As described in the Evaluation page, we provide two sets of scores for each submission.

Coarse F1 Scores where each score pertains to the combined test set of the language, without distinguishing individual treebanks and the enhancement types they annotate. The last line shows the macro-average over languages.

Qualitative F1 Scores where in this case the system output for each language are split into parts corresponding to individual source treebanks. The scores then ignore errors in enhancement types for which the treebank lacks gold-standard annotation. The column LAvgELAS shows the qualitative ELAS averaged over treebanks of the same language; the final average in bold is averaged over languages rather than treebanks. For comparison, the last column then shows the coarse ELAS F1 for the given language.

OFFICIAL RESULTS

Full system submitted system results are available in the list below (ordered here according to Coarse ELAS F1 scores. See the overview tables for details).

1.TURKUNLP

2.ORANGE DESKIN

3.EMORYNLP

4.FASTPARSE

5.UNIPI

6.SHANGAITECH ALIBABA

7.CLASP

8.ADAP

9.KOEBSALA

10.ROBERTNLP

OVERVIEW TABLES

As well as the official shared tasks scores, we also provide post-shared task submission deadline results with some additionnal, bug fixed, submissions from the participants. If you want your post-shared task resuls to be included, submit your system output and contact us.

BASELINES

For comparison, here are some results generated by the organizers:

  • baseline1: gold standard basic trees copied as enhanced graphs. This should give some idea of how much of the enhanced representation is actually contained in the basic representation. But since gold standard is involved, it is in a sense an upper bound.

  • baseline2: similar strategy (basic copied to enhanced) but a realistic scenario: instead of gold standard annotation, the basic tree is produced by UDPipe 1.2, biggest model for the language trained on UD 2.5 (the officially provided models), no pretrained embeddings used. Obviously this is not the state-of-the-art of UD parsing, so one could obtain a better baseline by using a better basic parser, still without doing anything EUD-specific.

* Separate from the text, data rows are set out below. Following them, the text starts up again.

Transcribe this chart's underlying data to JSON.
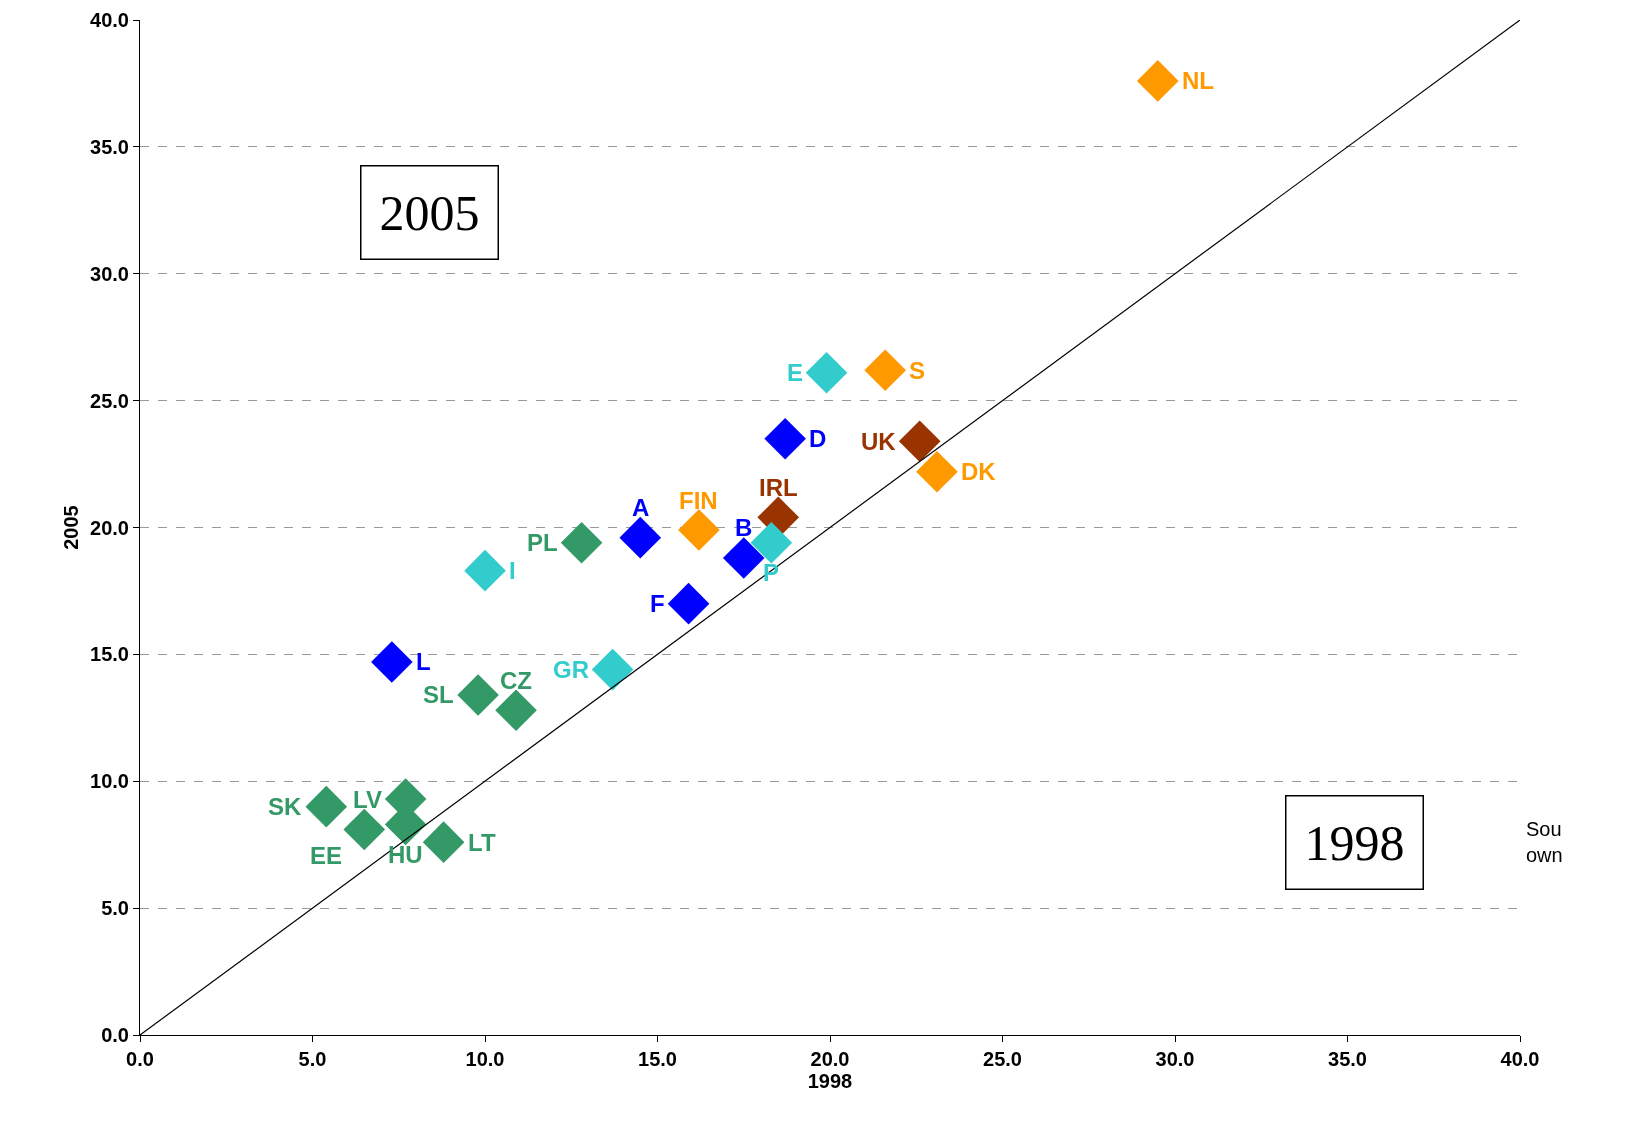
{
  "chart_data": {
    "type": "scatter",
    "xlabel": "1998",
    "ylabel": "2005",
    "marker": "diamond",
    "grid": "y",
    "xlim": [
      0,
      40
    ],
    "ylim": [
      0,
      40
    ],
    "xticks": [
      {
        "value": 0,
        "label": "0.0"
      },
      {
        "value": 5,
        "label": "5.0"
      },
      {
        "value": 10,
        "label": "10.0"
      },
      {
        "value": 15,
        "label": "15.0"
      },
      {
        "value": 20,
        "label": "20.0"
      },
      {
        "value": 25,
        "label": "25.0"
      },
      {
        "value": 30,
        "label": "30.0"
      },
      {
        "value": 35,
        "label": "35.0"
      },
      {
        "value": 40,
        "label": "40.0"
      }
    ],
    "yticks": [
      {
        "value": 0,
        "label": "0.0"
      },
      {
        "value": 5,
        "label": "5.0"
      },
      {
        "value": 10,
        "label": "10.0"
      },
      {
        "value": 15,
        "label": "15.0"
      },
      {
        "value": 20,
        "label": "20.0"
      },
      {
        "value": 25,
        "label": "25.0"
      },
      {
        "value": 30,
        "label": "30.0"
      },
      {
        "value": 35,
        "label": "35.0"
      },
      {
        "value": 40,
        "label": "40.0"
      }
    ],
    "annotations": [
      "2005",
      "1998",
      "Sou\nown"
    ],
    "series": [
      {
        "name": "NL",
        "color": "#ff9900",
        "x": [
          29.5
        ],
        "values": [
          37.6
        ]
      },
      {
        "name": "E",
        "color": "#33cccc",
        "x": [
          19.9
        ],
        "values": [
          26.1
        ]
      },
      {
        "name": "S",
        "color": "#ff9900",
        "x": [
          21.6
        ],
        "values": [
          26.2
        ]
      },
      {
        "name": "D",
        "color": "#0000ff",
        "x": [
          18.7
        ],
        "values": [
          23.5
        ]
      },
      {
        "name": "UK",
        "color": "#993300",
        "x": [
          22.6
        ],
        "values": [
          23.4
        ]
      },
      {
        "name": "DK",
        "color": "#ff9900",
        "x": [
          23.1
        ],
        "values": [
          22.2
        ]
      },
      {
        "name": "FIN",
        "color": "#ff9900",
        "x": [
          16.2
        ],
        "values": [
          19.9
        ]
      },
      {
        "name": "IRL",
        "color": "#993300",
        "x": [
          18.5
        ],
        "values": [
          20.4
        ]
      },
      {
        "name": "A",
        "color": "#0000ff",
        "x": [
          14.5
        ],
        "values": [
          19.6
        ]
      },
      {
        "name": "PL",
        "color": "#339966",
        "x": [
          12.8
        ],
        "values": [
          19.4
        ]
      },
      {
        "name": "B",
        "color": "#0000ff",
        "x": [
          17.5
        ],
        "values": [
          18.8
        ]
      },
      {
        "name": "P",
        "color": "#33cccc",
        "x": [
          18.3
        ],
        "values": [
          19.4
        ]
      },
      {
        "name": "I",
        "color": "#33cccc",
        "x": [
          10.0
        ],
        "values": [
          18.3
        ]
      },
      {
        "name": "F",
        "color": "#0000ff",
        "x": [
          15.9
        ],
        "values": [
          17.0
        ]
      },
      {
        "name": "L",
        "color": "#0000ff",
        "x": [
          7.3
        ],
        "values": [
          14.7
        ]
      },
      {
        "name": "GR",
        "color": "#33cccc",
        "x": [
          13.7
        ],
        "values": [
          14.4
        ]
      },
      {
        "name": "SL",
        "color": "#339966",
        "x": [
          9.8
        ],
        "values": [
          13.4
        ]
      },
      {
        "name": "CZ",
        "color": "#339966",
        "x": [
          10.9
        ],
        "values": [
          12.8
        ]
      },
      {
        "name": "SK",
        "color": "#339966",
        "x": [
          5.4
        ],
        "values": [
          9.0
        ]
      },
      {
        "name": "LV",
        "color": "#339966",
        "x": [
          7.7
        ],
        "values": [
          9.3
        ]
      },
      {
        "name": "HU",
        "color": "#339966",
        "x": [
          7.7
        ],
        "values": [
          8.3
        ]
      },
      {
        "name": "EE",
        "color": "#339966",
        "x": [
          6.5
        ],
        "values": [
          8.1
        ]
      },
      {
        "name": "LT",
        "color": "#339966",
        "x": [
          8.8
        ],
        "values": [
          7.6
        ]
      },
      {
        "type": "line",
        "color": "#000000",
        "x": [
          0,
          40
        ],
        "values": [
          0,
          40
        ],
        "marker": "none"
      }
    ]
  }
}
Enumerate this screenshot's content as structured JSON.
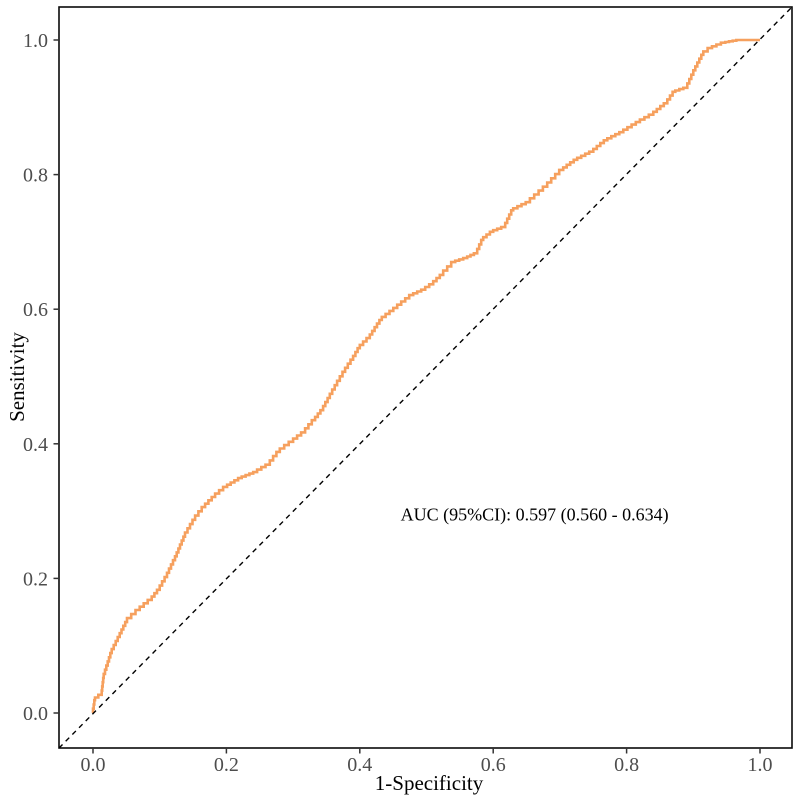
{
  "page": {
    "background": "#ffffff"
  },
  "chart_data": {
    "type": "line",
    "subtype": "roc-curve",
    "title": "",
    "xlabel": "1-Specificity",
    "ylabel": "Sensitivity",
    "xlim": [
      0,
      1
    ],
    "ylim": [
      0,
      1
    ],
    "grid": false,
    "legend": "none",
    "x_ticks": [
      0.0,
      0.2,
      0.4,
      0.6,
      0.8,
      1.0
    ],
    "x_tick_labels": [
      "0.0",
      "0.2",
      "0.4",
      "0.6",
      "0.8",
      "1.0"
    ],
    "y_ticks": [
      0.0,
      0.2,
      0.4,
      0.6,
      0.8,
      1.0
    ],
    "y_tick_labels": [
      "0.0",
      "0.2",
      "0.4",
      "0.6",
      "0.8",
      "1.0"
    ],
    "annotation": {
      "label": "AUC (95%CI): 0.597 (0.560 - 0.634)",
      "x": 0.662,
      "y": 0.295
    },
    "auc": {
      "value": 0.597,
      "ci_lower": 0.56,
      "ci_upper": 0.634,
      "ci_level": "95%"
    },
    "series": [
      {
        "name": "roc-curve",
        "render": "step",
        "color": "#F6A05E",
        "stroke_width": 2.6,
        "points": [
          [
            0.0,
            0.0
          ],
          [
            0.003,
            0.019
          ],
          [
            0.013,
            0.027
          ],
          [
            0.016,
            0.052
          ],
          [
            0.028,
            0.089
          ],
          [
            0.04,
            0.113
          ],
          [
            0.051,
            0.135
          ],
          [
            0.07,
            0.153
          ],
          [
            0.088,
            0.168
          ],
          [
            0.1,
            0.183
          ],
          [
            0.111,
            0.202
          ],
          [
            0.123,
            0.227
          ],
          [
            0.138,
            0.262
          ],
          [
            0.153,
            0.287
          ],
          [
            0.168,
            0.306
          ],
          [
            0.183,
            0.321
          ],
          [
            0.201,
            0.336
          ],
          [
            0.223,
            0.349
          ],
          [
            0.246,
            0.358
          ],
          [
            0.265,
            0.369
          ],
          [
            0.28,
            0.388
          ],
          [
            0.3,
            0.403
          ],
          [
            0.318,
            0.417
          ],
          [
            0.333,
            0.435
          ],
          [
            0.345,
            0.45
          ],
          [
            0.355,
            0.468
          ],
          [
            0.366,
            0.487
          ],
          [
            0.378,
            0.507
          ],
          [
            0.39,
            0.525
          ],
          [
            0.4,
            0.542
          ],
          [
            0.415,
            0.557
          ],
          [
            0.433,
            0.584
          ],
          [
            0.456,
            0.602
          ],
          [
            0.48,
            0.621
          ],
          [
            0.498,
            0.629
          ],
          [
            0.51,
            0.637
          ],
          [
            0.525,
            0.651
          ],
          [
            0.543,
            0.67
          ],
          [
            0.561,
            0.676
          ],
          [
            0.576,
            0.683
          ],
          [
            0.585,
            0.703
          ],
          [
            0.6,
            0.715
          ],
          [
            0.618,
            0.722
          ],
          [
            0.63,
            0.747
          ],
          [
            0.655,
            0.759
          ],
          [
            0.681,
            0.782
          ],
          [
            0.705,
            0.807
          ],
          [
            0.726,
            0.822
          ],
          [
            0.75,
            0.834
          ],
          [
            0.771,
            0.851
          ],
          [
            0.795,
            0.863
          ],
          [
            0.82,
            0.878
          ],
          [
            0.84,
            0.889
          ],
          [
            0.861,
            0.906
          ],
          [
            0.873,
            0.923
          ],
          [
            0.891,
            0.929
          ],
          [
            0.903,
            0.955
          ],
          [
            0.915,
            0.978
          ],
          [
            0.928,
            0.988
          ],
          [
            0.948,
            0.996
          ],
          [
            0.97,
            1.0
          ],
          [
            1.0,
            1.0
          ]
        ]
      },
      {
        "name": "chance-line",
        "render": "dashed-diagonal",
        "color": "#000000",
        "stroke_width": 1.4,
        "points": [
          [
            0,
            0
          ],
          [
            1,
            1
          ]
        ]
      }
    ]
  },
  "style": {
    "curve_color": "#F6A05E",
    "diagonal_color": "#000000",
    "panel_border_color": "#0a0a0a",
    "tick_color": "#333333",
    "tick_label_color": "#4d4d4d",
    "text_color": "#000000"
  }
}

  • baseline3: again UDPipe, but this time followed by the Stanford Enhancer (which uses language-specific lists of relative pronouns, and pretrained word embeddings, we used the ones that were released for the CoNLL 2017 shared task, maximum 2M most frequent words; except for Tamil, where these embeddings are not available). Our version of the enhancer crashes on some datasets, hence 2 languages are missing in the evaluation (Finnish, Latvian).